The aaS model has its limits. Assets that are not easily repossessed by suppliers are less attractive to finance. Therefore, the underlying electrical infrastructure at fleet depots and parking structures needed to connect charging equipment to grid infrastructure will likely require ownership by the fleet or its property lessor. Thus, fleet and facility managers must still address challenging decisions regarding what their fleet will look like and how it will be charged.

An additional limitation is the expectation that investments in EVs pay themselves back through reduced energy and maintenance costs. Whether this is true or not will vary for each fleet. Achieving payback will, however, be more challenging when the fleet manager’s costs include uncertainty and risk. To get around these limitations, aaS providers need to either demonstrate an expertise advantage and/or total cost of ownership (TCO) savings.

Demonstrating expertise is challenging in the early market.
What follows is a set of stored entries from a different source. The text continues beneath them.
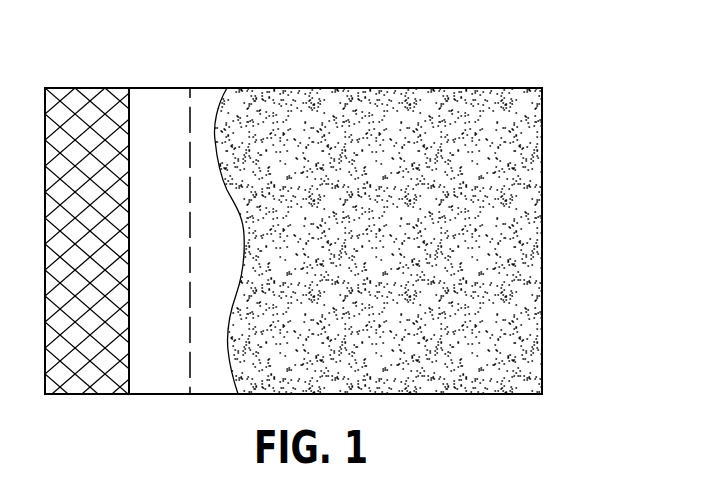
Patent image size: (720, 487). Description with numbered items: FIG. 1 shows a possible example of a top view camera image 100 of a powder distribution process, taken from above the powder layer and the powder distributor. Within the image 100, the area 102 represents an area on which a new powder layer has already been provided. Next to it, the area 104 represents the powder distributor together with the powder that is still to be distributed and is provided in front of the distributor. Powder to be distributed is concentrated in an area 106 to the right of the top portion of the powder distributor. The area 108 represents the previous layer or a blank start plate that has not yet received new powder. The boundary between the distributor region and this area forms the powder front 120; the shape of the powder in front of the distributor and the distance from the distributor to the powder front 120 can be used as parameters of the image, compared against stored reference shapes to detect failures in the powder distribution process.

The image 100 is at (587, 58).
The area on which new powder has been provided 102 is at (85, 117).
The area representing the powder distributor and powder to be distributed 104 is at (163, 117).
The area of concentrated powder 106 is at (213, 368).
The area representing the previous layer or blank start plate 108 is at (473, 345).
The powder front 120 is at (218, 137).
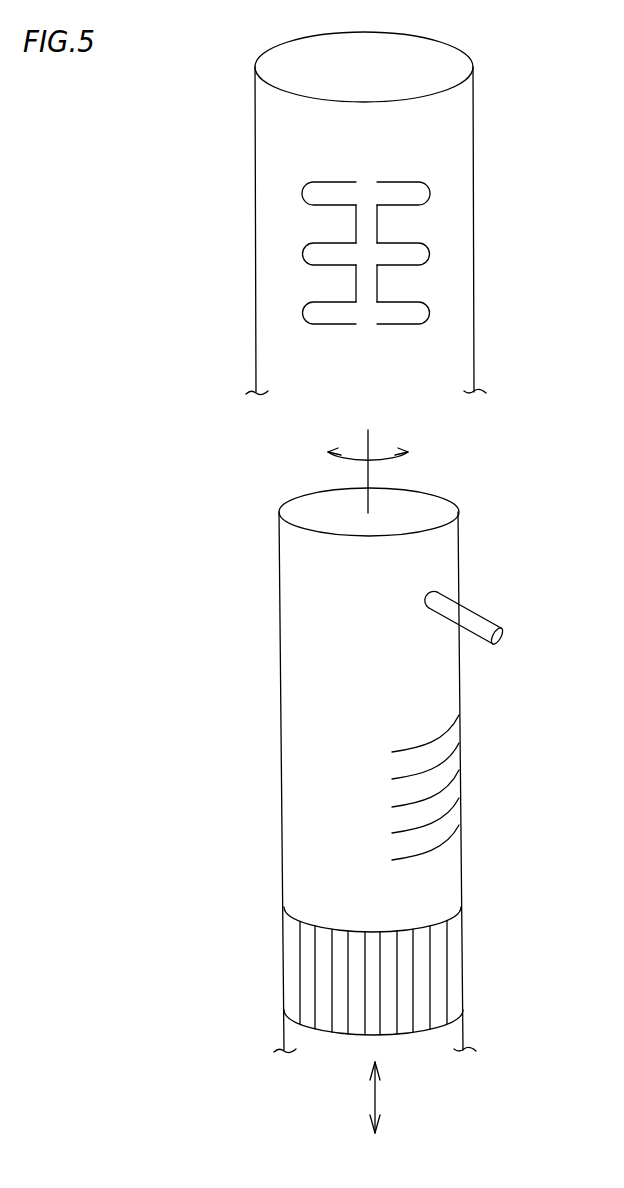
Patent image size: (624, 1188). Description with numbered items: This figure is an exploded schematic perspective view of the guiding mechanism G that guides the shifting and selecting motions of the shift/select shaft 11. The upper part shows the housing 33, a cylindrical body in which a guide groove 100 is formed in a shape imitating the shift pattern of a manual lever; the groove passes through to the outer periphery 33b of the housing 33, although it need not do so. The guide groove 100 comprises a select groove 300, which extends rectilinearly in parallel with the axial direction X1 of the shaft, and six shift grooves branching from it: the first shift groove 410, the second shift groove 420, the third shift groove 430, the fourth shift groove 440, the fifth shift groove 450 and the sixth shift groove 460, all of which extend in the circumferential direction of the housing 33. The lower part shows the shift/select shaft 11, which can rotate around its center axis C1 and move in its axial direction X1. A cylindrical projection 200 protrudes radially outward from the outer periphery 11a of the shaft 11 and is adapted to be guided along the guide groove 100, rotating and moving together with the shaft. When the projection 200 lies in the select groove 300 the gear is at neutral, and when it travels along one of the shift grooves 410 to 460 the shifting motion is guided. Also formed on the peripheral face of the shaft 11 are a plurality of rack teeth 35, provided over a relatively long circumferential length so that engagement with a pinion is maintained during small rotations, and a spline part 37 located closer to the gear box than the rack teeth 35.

The housing 33 is at (477, 106).
The outer periphery of housing 33b is at (448, 139).
The guiding mechanism G is at (500, 226).
The sixth shift groove 460 is at (315, 188).
The first shift groove 410 is at (419, 188).
The guide groove 100 is at (358, 230).
The third shift groove 430 is at (315, 251).
The second shift groove 420 is at (419, 251).
The select groove 300 is at (352, 288).
The fifth shift groove 450 is at (315, 310).
The fourth shift groove 440 is at (419, 310).
The center axis C1 is at (368, 440).
The shift/select shaft 11 is at (460, 547).
The outer periphery of shift/select shaft 11a is at (306, 582).
The projection 200 is at (487, 623).
The rack teeth 35 is at (440, 817).
The spline part 37 is at (450, 948).
The axial direction X1 is at (377, 1098).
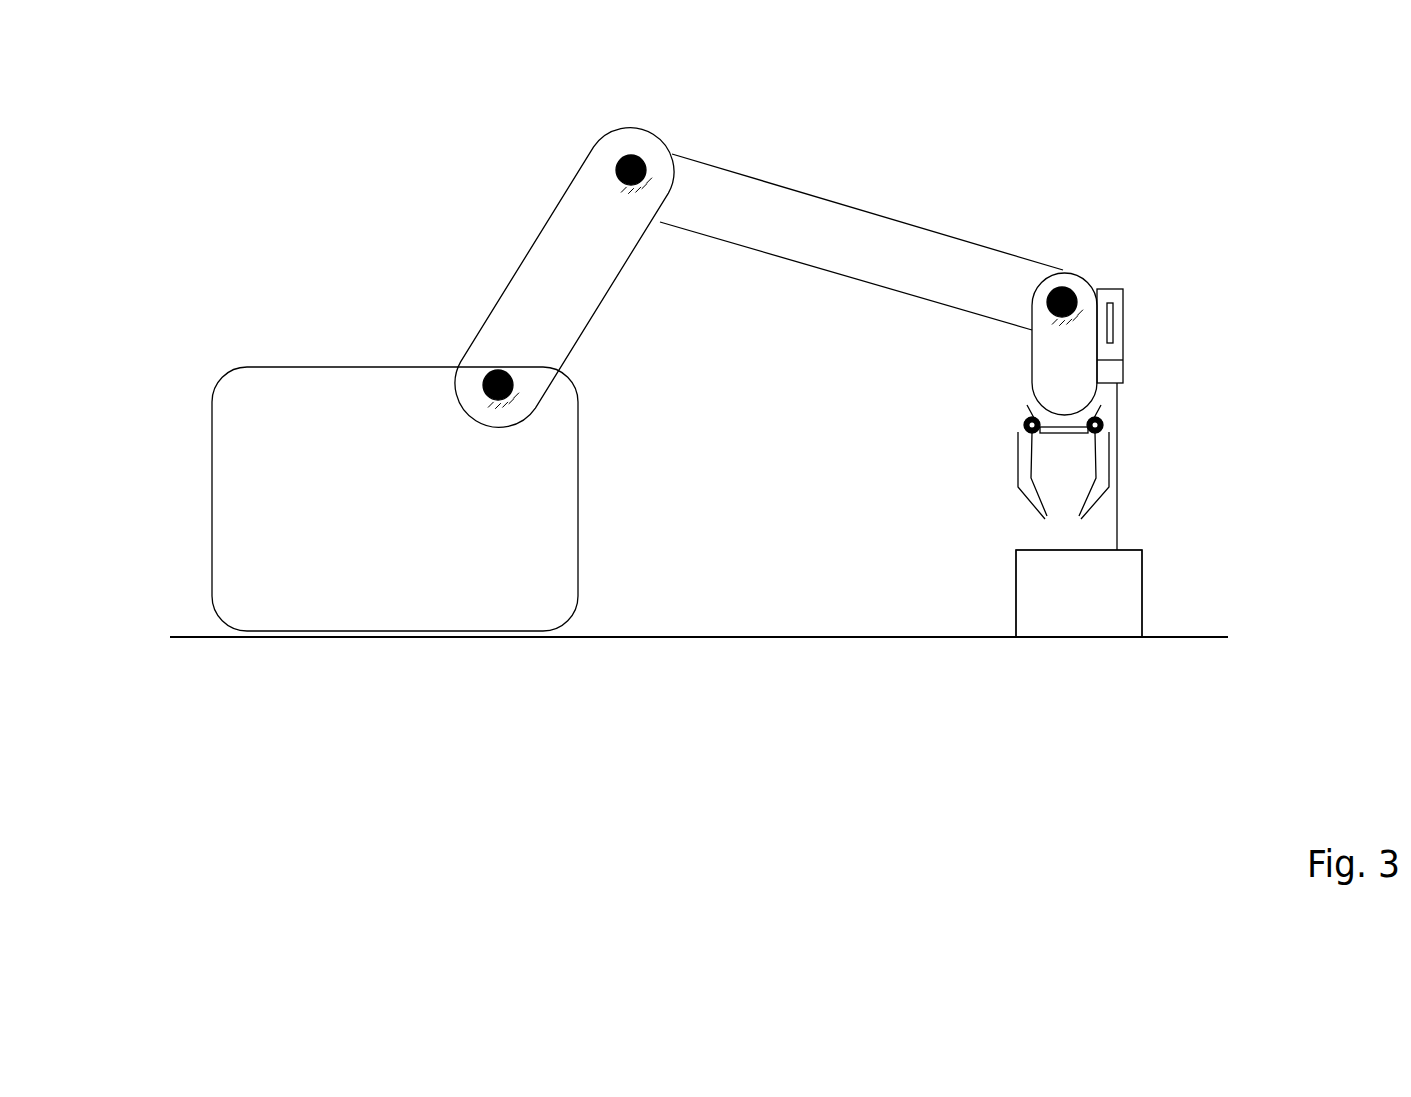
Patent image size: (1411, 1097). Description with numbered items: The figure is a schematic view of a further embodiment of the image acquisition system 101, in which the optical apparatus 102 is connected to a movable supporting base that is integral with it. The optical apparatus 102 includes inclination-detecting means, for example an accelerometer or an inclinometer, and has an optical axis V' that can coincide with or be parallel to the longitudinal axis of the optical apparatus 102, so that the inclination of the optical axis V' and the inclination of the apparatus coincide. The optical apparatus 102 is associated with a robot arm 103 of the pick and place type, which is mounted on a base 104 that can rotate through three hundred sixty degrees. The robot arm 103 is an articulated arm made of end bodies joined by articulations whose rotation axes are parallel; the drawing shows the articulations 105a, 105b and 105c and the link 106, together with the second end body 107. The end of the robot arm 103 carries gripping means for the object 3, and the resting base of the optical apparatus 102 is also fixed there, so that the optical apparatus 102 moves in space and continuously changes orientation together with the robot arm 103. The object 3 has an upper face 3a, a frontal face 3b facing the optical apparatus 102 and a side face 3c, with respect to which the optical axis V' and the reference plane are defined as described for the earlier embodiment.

Few can confidently claim expertise and early adopters can be expected to have done their research or have sufficient capital to bear risks and uncertainties at low to no financing cost. As the market expands from early adopter to early majority and beyond, the expertise advantage may become more attractive.

More important is getting to TCO savings. To do so, OEMs or fleet service providers could use performance-based contracting, whereby the aaS fees are no more than the historic, relevant displaced costs for energy and maintenance. Doing so profitably, though, is probably a challenge because the fundamental technology costs may not yet be there.

 

What Does Guidehouse Suggest?

The momentum for EVs is strong. Despite economic turbulence, private investment in EVs remains robust and the prospects equally so. The impact and permanence of other decarbonization technologies is highly uncertain, EVs less so. As the market coalesces around EVs, it will become more and more competitive. New OEMs, free from the burden of maintaining or reconfiguring legacy manufacturing lines, can push the engineering envelope to achieve highly competitive performance specifications. The fleet market is not, however, the light-duty vehicle market. It is more practical, and in this regard, legacy OEMs have an advantage if they can gracefully translate the trust in their product quality and their services model from the ICE to the EV. As such, Guidehouse recommends:

Temper aaS Expectations
The aaS model appears to hit all the right elements of addressing customer pain-points. It is, however, easy to overestimate the magnitude of the pain-points, as well as to underestimate the resourcefulness of early adopters. The business model inherently requires a new level of trust between OEM, service provider, and fleet operator. Establishing this trust will take time, and it is a challenging argument that no OEM has yet figured out for EVs. Therefore, have an aaS option, but do not lean on it.

Expect Losses
The industry transition to EVs will likely negatively impact legacy OEM market share as well as revenue. It is not so much a question of if, but when. Profitability from Day 1 should be the expectation of the fleet, not the OEM. Adopting this perspective increases costs at market outset in return for market share and experience. This builds trust that can translate to future success.

Focus on Services
While EVs wipe out some servicing value streams, they may also create new ones. For example, an EV fleet could be tapped to provide services to grid markets, or the EV battery could be continuously monitored within a program intended to optimize the battery value for second-life markets. Developing innovative solutions in nuanced areas of EV technologies, like energy management or second-life markets, establishes brand and addresses key unknowns to EV ownership for many fleets, early adopter or otherwise.